Radhabinod Pal

Radhabinod Pal (Distretto di Kushtia, 27 gennaio 1886Calcutta, 10 gennaio 1967) è stato un giurista indiano di origine bengalese.

Radhabinod Pal

Carriera

Pal nacque da un'umile famiglia di produttori di ceramica, nel 1886 in un remoto villaggio del Bengala, allora parte del Raj britannico. Abbandonato in giovane età dal padre, crebbe con la madre tra mille sacrifici. Inizialmente l'educazione di base nelle scuole locali, in seguito studiò matematica e giurisprudenza al Presidency College e alla Facoltà di Giurisprudenza dell'Università di Calcutta. Si trasferì definitivamente nella grande metropoli nel 1927, per proseguire la carriera legale. Nel 1941 fu poi nominato giudice dell'Alta Corte di Calcutta. Divenne tuttavia noto a partire da cinque anni più tardi per il suo ruolo di giudice presso il Tribunale militare internazionale per l'Estremo Oriente, al Processo di Tokyo per i crimini di guerra giapponesi. Radhabinod Pal espresse dissenso dal giudizio della maggioranza, affermando che gli imputati non erano colpevoli dei crimini di guerra di cui erano stati accusati.[1]

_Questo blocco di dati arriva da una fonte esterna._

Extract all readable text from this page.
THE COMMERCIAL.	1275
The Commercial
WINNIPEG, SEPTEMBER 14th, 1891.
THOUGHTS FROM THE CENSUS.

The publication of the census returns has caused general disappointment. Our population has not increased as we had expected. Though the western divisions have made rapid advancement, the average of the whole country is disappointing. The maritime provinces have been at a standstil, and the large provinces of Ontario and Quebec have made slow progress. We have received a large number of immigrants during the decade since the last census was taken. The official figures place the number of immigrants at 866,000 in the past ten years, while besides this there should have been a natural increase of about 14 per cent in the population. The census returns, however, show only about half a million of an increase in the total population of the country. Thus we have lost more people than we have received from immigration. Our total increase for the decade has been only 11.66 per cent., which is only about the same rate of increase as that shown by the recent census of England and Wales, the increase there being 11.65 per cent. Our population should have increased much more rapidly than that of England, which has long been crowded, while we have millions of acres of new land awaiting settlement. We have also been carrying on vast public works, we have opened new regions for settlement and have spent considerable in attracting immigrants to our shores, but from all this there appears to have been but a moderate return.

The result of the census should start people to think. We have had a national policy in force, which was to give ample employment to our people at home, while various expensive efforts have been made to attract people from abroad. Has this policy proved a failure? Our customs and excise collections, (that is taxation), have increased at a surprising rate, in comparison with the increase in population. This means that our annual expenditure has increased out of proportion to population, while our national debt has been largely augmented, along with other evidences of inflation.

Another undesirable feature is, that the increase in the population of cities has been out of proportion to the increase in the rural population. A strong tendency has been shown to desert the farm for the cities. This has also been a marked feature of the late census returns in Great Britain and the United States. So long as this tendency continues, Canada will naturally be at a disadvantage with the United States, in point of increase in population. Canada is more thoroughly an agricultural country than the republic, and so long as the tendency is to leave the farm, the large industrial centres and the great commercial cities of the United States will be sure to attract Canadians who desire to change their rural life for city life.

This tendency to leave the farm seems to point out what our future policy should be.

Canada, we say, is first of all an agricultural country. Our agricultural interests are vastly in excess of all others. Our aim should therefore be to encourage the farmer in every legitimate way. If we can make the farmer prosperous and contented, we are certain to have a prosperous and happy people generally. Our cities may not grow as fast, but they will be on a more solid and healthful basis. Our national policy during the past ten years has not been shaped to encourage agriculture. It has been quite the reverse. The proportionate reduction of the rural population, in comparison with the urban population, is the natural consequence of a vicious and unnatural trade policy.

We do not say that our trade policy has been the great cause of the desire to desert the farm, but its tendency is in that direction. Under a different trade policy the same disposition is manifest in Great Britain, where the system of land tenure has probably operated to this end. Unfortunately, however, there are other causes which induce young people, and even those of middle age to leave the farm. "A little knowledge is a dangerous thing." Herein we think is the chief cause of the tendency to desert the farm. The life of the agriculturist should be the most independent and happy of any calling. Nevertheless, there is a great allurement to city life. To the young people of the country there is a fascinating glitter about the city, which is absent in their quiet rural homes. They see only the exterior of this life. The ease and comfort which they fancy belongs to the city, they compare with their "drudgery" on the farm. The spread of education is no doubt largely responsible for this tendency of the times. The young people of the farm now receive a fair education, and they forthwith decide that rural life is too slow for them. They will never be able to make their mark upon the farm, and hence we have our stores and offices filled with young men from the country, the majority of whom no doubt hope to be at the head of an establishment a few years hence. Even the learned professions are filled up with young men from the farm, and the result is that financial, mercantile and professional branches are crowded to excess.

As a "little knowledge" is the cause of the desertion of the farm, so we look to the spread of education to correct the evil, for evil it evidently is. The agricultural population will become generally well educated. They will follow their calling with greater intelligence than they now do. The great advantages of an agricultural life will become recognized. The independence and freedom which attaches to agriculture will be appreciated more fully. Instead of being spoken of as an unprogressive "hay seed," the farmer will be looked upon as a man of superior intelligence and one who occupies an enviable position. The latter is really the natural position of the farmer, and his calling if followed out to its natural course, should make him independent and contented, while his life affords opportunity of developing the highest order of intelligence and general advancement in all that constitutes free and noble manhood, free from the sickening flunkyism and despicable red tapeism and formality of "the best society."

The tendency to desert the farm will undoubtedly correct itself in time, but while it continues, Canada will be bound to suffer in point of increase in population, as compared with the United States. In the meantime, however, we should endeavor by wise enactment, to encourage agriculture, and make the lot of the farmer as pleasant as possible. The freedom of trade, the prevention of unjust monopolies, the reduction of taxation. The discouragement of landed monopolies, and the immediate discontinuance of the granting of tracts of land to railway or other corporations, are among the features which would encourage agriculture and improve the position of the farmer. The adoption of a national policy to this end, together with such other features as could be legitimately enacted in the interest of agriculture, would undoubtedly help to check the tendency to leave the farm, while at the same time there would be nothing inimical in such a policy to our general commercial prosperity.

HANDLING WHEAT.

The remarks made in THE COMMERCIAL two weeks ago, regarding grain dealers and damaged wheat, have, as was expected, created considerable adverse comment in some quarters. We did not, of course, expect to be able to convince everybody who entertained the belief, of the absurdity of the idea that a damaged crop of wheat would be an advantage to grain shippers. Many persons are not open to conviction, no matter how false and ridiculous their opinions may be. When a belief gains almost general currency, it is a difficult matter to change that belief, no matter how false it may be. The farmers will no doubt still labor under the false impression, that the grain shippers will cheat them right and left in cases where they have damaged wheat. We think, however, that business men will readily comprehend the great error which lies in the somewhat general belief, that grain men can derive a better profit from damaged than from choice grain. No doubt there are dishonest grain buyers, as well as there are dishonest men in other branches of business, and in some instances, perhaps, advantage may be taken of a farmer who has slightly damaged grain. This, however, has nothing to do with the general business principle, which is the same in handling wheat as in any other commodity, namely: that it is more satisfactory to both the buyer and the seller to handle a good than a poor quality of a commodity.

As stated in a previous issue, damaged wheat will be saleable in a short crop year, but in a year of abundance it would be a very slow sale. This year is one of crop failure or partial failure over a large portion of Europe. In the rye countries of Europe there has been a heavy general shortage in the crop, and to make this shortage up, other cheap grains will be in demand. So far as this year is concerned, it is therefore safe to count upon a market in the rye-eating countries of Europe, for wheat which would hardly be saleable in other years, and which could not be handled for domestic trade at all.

Pal attaccò apertamente l'operato degli Alleati contestando soprattutto gli Stati Uniti, in particolare per i bombardamenti atomici di Hiroshima e Nagasaki, considerati dal giudice indiano come gli atti criminali più efferati della seconda guerra mondiale.[2] Il Giappone da quel momento ebbe un rapporto particolare con il giudice indiano, difatti tra i leader politici giapponesi del secondo dopoguerra, molti inneggiarono a lungo al giudice Radhabinod Pal come un'icona. In seguito l'India libera del presidente Jawaharlal Nehru rifiutò di sottoscrivere il Trattato di San Francisco del 1951 come previsto dalle potenze vincitrici, bensì preferì avviare negoziati di pace autonomi con il Giappone, arrivando l'anno successivo a stipulare un trattato bilaterale senza l'interferenza statunitense.[3]

Note

  1. ^ Carriera legale, su japan-forward.com.
  2. ^ Giudizio contro gli Alleati, su nationalww2museum.org.
  3. ^ Il giudice Pal e i giapponesi, su japan-forward.com.